Brussels diary

Franco-German froideur
May 19, 2000

Franco-German froideur

Imagine a world of Eurosceptic Germans and Frenchmen; where Iberians, Scandinavians and Brits set the EU agenda; where the European commission takes orders from the council (and obeys them) and where dirigisme is everywhere in retreat. Now stop imagining. We may be there already.

The Lisbon summit outcome was one symptom. But the Franco-German political scelerosis is a cause; and the recent turbulence around President Prodi an unfortunate side-effect. If Europe keeps going the way it has over the first few months of the 21st century, British Tories could even run out of things to complain about.

Only now are the consequences of the closing of the Giscard/Schmidt, Mitterrand/Kohl epochs manifesting themselves in the Euro-body politic.
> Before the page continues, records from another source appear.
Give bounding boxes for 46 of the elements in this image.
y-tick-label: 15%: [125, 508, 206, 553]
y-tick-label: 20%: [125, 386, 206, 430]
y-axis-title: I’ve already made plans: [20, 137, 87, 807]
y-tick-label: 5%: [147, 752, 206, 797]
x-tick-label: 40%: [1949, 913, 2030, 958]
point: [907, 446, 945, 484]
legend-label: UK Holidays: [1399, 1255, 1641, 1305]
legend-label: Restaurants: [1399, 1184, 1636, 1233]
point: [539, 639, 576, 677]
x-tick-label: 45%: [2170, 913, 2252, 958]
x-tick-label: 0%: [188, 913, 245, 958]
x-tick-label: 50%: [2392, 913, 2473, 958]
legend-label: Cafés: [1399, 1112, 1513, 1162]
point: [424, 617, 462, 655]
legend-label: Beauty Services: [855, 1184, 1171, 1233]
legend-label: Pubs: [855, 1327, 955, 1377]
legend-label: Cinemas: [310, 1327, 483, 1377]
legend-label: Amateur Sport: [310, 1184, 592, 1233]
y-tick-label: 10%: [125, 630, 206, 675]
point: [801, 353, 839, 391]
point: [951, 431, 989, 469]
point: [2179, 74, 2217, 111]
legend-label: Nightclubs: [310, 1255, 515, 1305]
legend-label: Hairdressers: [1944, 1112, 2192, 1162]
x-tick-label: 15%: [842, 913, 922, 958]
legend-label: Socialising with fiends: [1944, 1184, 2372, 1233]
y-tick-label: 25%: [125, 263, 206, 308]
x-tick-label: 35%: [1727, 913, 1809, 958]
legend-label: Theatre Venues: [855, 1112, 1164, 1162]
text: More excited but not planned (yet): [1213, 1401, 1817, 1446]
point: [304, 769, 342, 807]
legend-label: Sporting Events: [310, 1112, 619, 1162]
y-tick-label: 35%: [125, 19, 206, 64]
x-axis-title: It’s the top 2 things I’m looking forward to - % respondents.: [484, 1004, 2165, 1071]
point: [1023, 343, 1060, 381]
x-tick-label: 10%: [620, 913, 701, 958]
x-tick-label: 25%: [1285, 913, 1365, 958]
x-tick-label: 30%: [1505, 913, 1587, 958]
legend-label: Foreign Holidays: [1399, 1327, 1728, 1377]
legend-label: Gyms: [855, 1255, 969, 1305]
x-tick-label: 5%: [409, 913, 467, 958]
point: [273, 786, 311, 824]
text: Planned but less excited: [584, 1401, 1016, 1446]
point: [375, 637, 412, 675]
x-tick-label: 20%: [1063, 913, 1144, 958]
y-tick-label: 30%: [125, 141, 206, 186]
While lip-service is still paid in Paris and Berlin to the "special relationship," its decline is having dramatic effects. France and Germany will still act together when one of the duo is in a corner. But the icy relationship between Schr?der and Jospin means that they seem incapable of maintaining their 40-year hegemony over Europe's agenda.

"The Franco-German relationship is now entirely defensive," one commissioner acknowledged last month. "They are incapable of initiating anything."

Paradoxically, this is in part because both trade under the socialist banner, whereas the great Franco-German double acts of the past have always allied leaders of left and right. "France talks left and acts right," commented another old hand. "Germany does the opposite."

Both Jospin and Schr?der preside over parties of the left unhappily riven with schisms between the modernisers and the old guard. Jospin-as manifested in his recent cave-in to the unions on pension reform-prefers a Lafontainiste pose. His only triumph in Lisbon was to ensure that the state-owned dinosaurs-the EDF electricity utility and SNCF are protected from the rush towards privatisation. Schr?der's gut instincts, on the other hand, are Blairite. His rescue of an ailing German construction company and limp-wristed defence of Mannesmann were driven by union-power, not personal inclination.

Hence the old Franco-German dynamo has ground to a halt. And, hence, the British/Portuguese/Spanish triumph in Lisbon.

German right turns Eurosceptic

The explosion of criticism of Romano Prodi in the German press is another manifestation of the seismic shifts now underway in Brussels. And while the attacks on the commission president in Der Spiegel and the Frankfurter Allgemeine Zeitung were exaggerated (and arguably downright malicious), the fact that they appeared at all is remarkable.

Such adjectives are not commonly used in relation to the FAZ, a newspaper drier than August in the Sahara. Its rush of blood to the head can arguably be blamed on Schr?der himself.

"The chancellor must realise that he made a fatal mistake by refusing to give the CDU/CSU a commissioner's seat," one insider commented. "The German right is now off the leash on Europe in general and the commission in particular for the first time since the foundation of the Common Market."

France, too, is no longer the loyalist it once was when the commission was viewed as a provincial agency of Paris. A clear sign of this came during the Lisbon summit from a famous Brussels Machiavelli, Pierre de Boissieu, once the French ambassador to the EU and now Javier Solana's number two in the loftily-named Office of the High Representative-the council of ministers' Mr Foreign Affairs. Apparently, the heads of government were just about to agree a new division of responsibility for the Balkans whereby Solana and Chris Patten, the external relations commissioner, would divide supervision of the troubled region between them. At that point, De Boissieu whispered into President Chirac's ear. Within moments, Frère Jacques intervened to insist that Solana would "lead manage" the dossier -consigning Patten to bag carrier. France's growing hostility to commission power-a historic development-was duly noted by all. The damage is most serious, however, in the commission itself where Prodi is increasingly seen as presiding over a vertiginous decline.

Tower of Babel

It seems almost childish to attribute part of Prodi's communication problem to something as simple as language. But the language wars are beginning to have a material impact on all aspects of Euro life in a way they never used to when everyone in Brussels at least pretended to regard French as, well, the lingua franca. The president has genuine difficulty in speaking French and is less than completely comfortable in English. Schr?der and Jospin, meanwhile, have no language in common. Prime Minister Aznar, a growing force in Brussels, conspires with Tony Blair in English as does Senhor Guterres.

And when the commission president called his unprecedented crisis meeting of the commission following the FAZ revelations-sending all the interpreters out of the room-the subsequent discussion was in English. Only commissioners Busquin and Barnier spoke in French. It is not recorded whether they were understood. When poor Ricardo Levy, Prodi's spokesman, tried to report back to the press in Italian, he was all but howled down by the ravening mob.

Manhattan bankers

To round off what has been a bad month for Europe's founding father nations, the latest Eurostat figures show that the wealth per capita in London is now gauged at 229 (against a European average of 100), with runner-up Hamburg way behind at 198, and Paris at just 156. The land of M. Chauvin can comfort itself with the thought that this refers only to inner London-home of the Manhattan banker. Outer London, where the English live, is not on the map.